La crise sanitaire a profondément transformé notre rapport au travail, en démocratisant notamment le principe, jusque-là mésestimé, du travail à distance. Si le télétravail reste réservé à certains types de professions, il représente pour ceux qui en bénéficient un confort et un gain de temps inédit.
La pression sur les travailleurs reste forte néanmoins, et notamment sur les travailleurs chinois, pour qui il reste difficile de concilier vie professionnelle et vie personnelle. Et, notamment, de dégager du temps pour entretenir sa forme physique.
Les salariés des entreprises chinoises répondent à cette problématique en intégrant à leur journée de travail des courtes séances de remise en forme (cinq minutes environ), révèle le South China Morning Post. Celles-ci ont la particularité d’être réalisées directement au bureau et d’utiliser des objets du quotidien professionnel.
Le bureau, une salle de muscu qui s’ignore
Adieu poids, cordes à sauter, bandes lestées et haltères : les ordinateurs portables, dossiers et chaises de bureau s’imposent comme des nouveaux accessoires pour leur séance de gymnastique.

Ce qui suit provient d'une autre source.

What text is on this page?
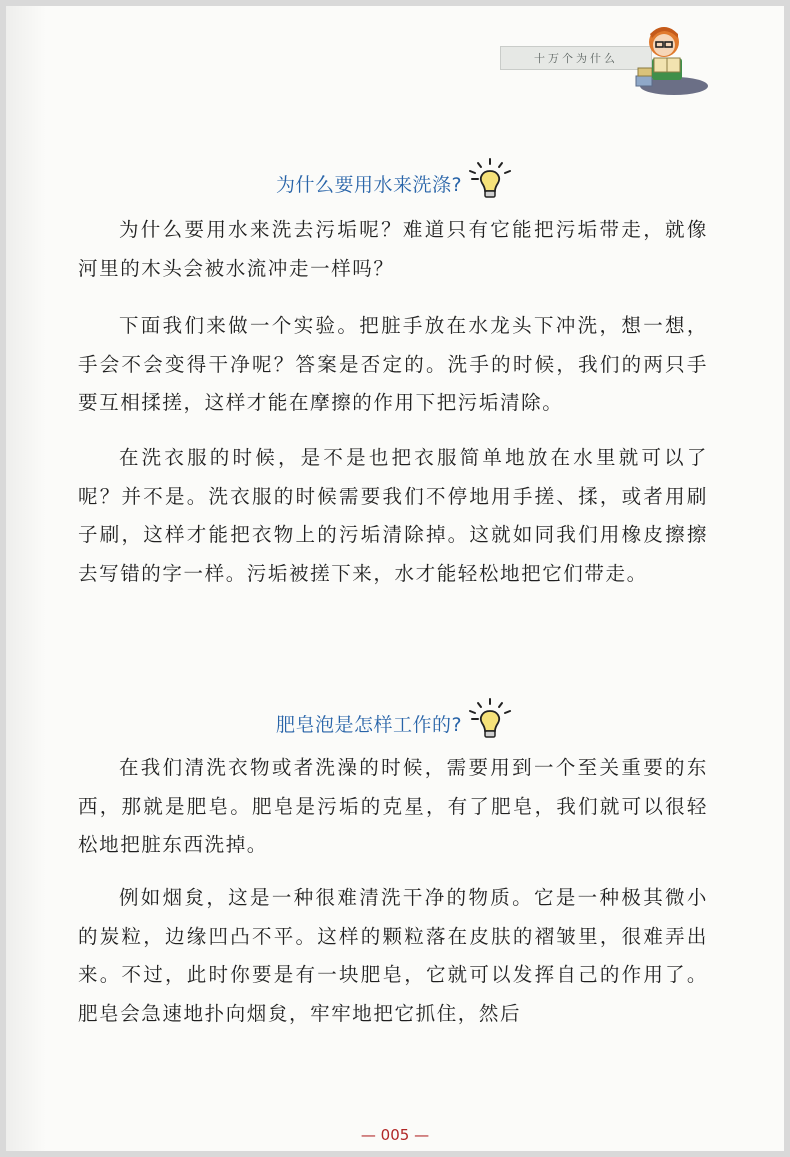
十万个为什么
为什么要用水来洗涤?

为什么要用水来洗去污垢呢？难道只有它能把污垢带走，就像河里的木头会被水流冲走一样吗？

下面我们来做一个实验。把脏手放在水龙头下冲洗，想一想，手会不会变得干净呢？答案是否定的。洗手的时候，我们的两只手要互相揉搓，这样才能在摩擦的作用下把污垢清除。

在洗衣服的时候，是不是也把衣服简单地放在水里就可以了呢？并不是。洗衣服的时候需要我们不停地用手搓、揉，或者用刷子刷，这样才能把衣物上的污垢清除掉。这就如同我们用橡皮擦擦去写错的字一样。污垢被搓下来，水才能轻松地把它们带走。

肥皂泡是怎样工作的?

在我们清洗衣物或者洗澡的时候，需要用到一个至关重要的东西，那就是肥皂。肥皂是污垢的克星，有了肥皂，我们就可以很轻松地把脏东西洗掉。

例如烟炱，这是一种很难清洗干净的物质。它是一种极其微小的炭粒，边缘凹凸不平。这样的颗粒落在皮肤的褶皱里，很难弄出来。不过，此时你要是有一块肥皂，它就可以发挥自己的作用了。肥皂会急速地扑向烟炱，牢牢地把它抓住，然后

— 005 —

“Les employés de bureau chinois travaillent désormais leur musculation en soulevant leur panier-repas, ou s’essaient au yoga et au Pilates en enchaînant les postures sur leur chaise de bureau”, observe le quotidien chinois.
La pratique, surnommée “la séance d’entraînement de 5 minutes”, se répand sur les réseaux sociaux comme Xiaohongshu. Ici, une femme soulève des dossiers comme elle soulèverait des haltères. Là, une autre réunit plusieurs chaises de bureau, puis s’allonge dessus pour pratiquer une séance de yoga. Là encore, une employée attache des sacs de livraison de repas à sa taille pour ensuite aller les distribuer à ses collègues.’
L’un d’eux commente : ”Ma collègue se porte toujours volontaire pour apporter le déjeuner aux autres employés dans les étages supérieurs. Elle considère ces trajets comme une séance d’entraînement quotidien.”
Autre manière de concilier activité physique et vie professionnelle : aller au travail en courant. Chang, qui travaille comme rédactrice à Hangzhou dans la province du Zhejiang, explique sa démarche à Jiupai News. Elle se rend à la station de métro en courant, tout en portant son ordinateur portable. “Mon ordinateur est un peu lourd, alors j’ai l’impression de faire de la musculation.”
Plus encore qu’un exercice physique, la jeune femme voit dans sa démarche la possibilité d’économiser les frais d’inscription à la salle de sport. “J’ai peur de m’inscrire, de ne pas m’y tenir et de gaspiller mon argent. Alors que quelques minutes intégrées à mon agenda sont faciles à gérer. C’est la solution pour nous, les employés de bureau, qui faisons souvent des heures supplémentaires et avons peu de temps libre.”
La jeunesse chinoise face à la crise de l’emploi
Si la plupart des employés vantent l’effet bénéfique de ces courtes séances sur leur concentration et leur énergie, la réalité n’est pas rose pour autant. “Mon entraînement consiste à ramasser des paquets pour mon patron”, confie un internaute. Quand c’est lourd, je me dis que c’est un entraînement pour les bras.” De quoi s’enthousiasmer, vraiment ”?
Le rapport des Chinois au secteur du travail reste en tout cas plus problématique que jamais. Il y a quelques mois, la jeunesse chinoise protestait déjà contre ses mauvaises conditions de travail et ses salaires dérisoires en venant au bureau en pyjama. L’année dernière, une étude confirmait l’ampleur de la crise : un jeune travailleur sur cinq est actuellement sans emploi. Le problème est d’autant plus préoccupant qu’une partie de cette jeunesse trouve aujourd’hui refuge dans les jeux d’argent.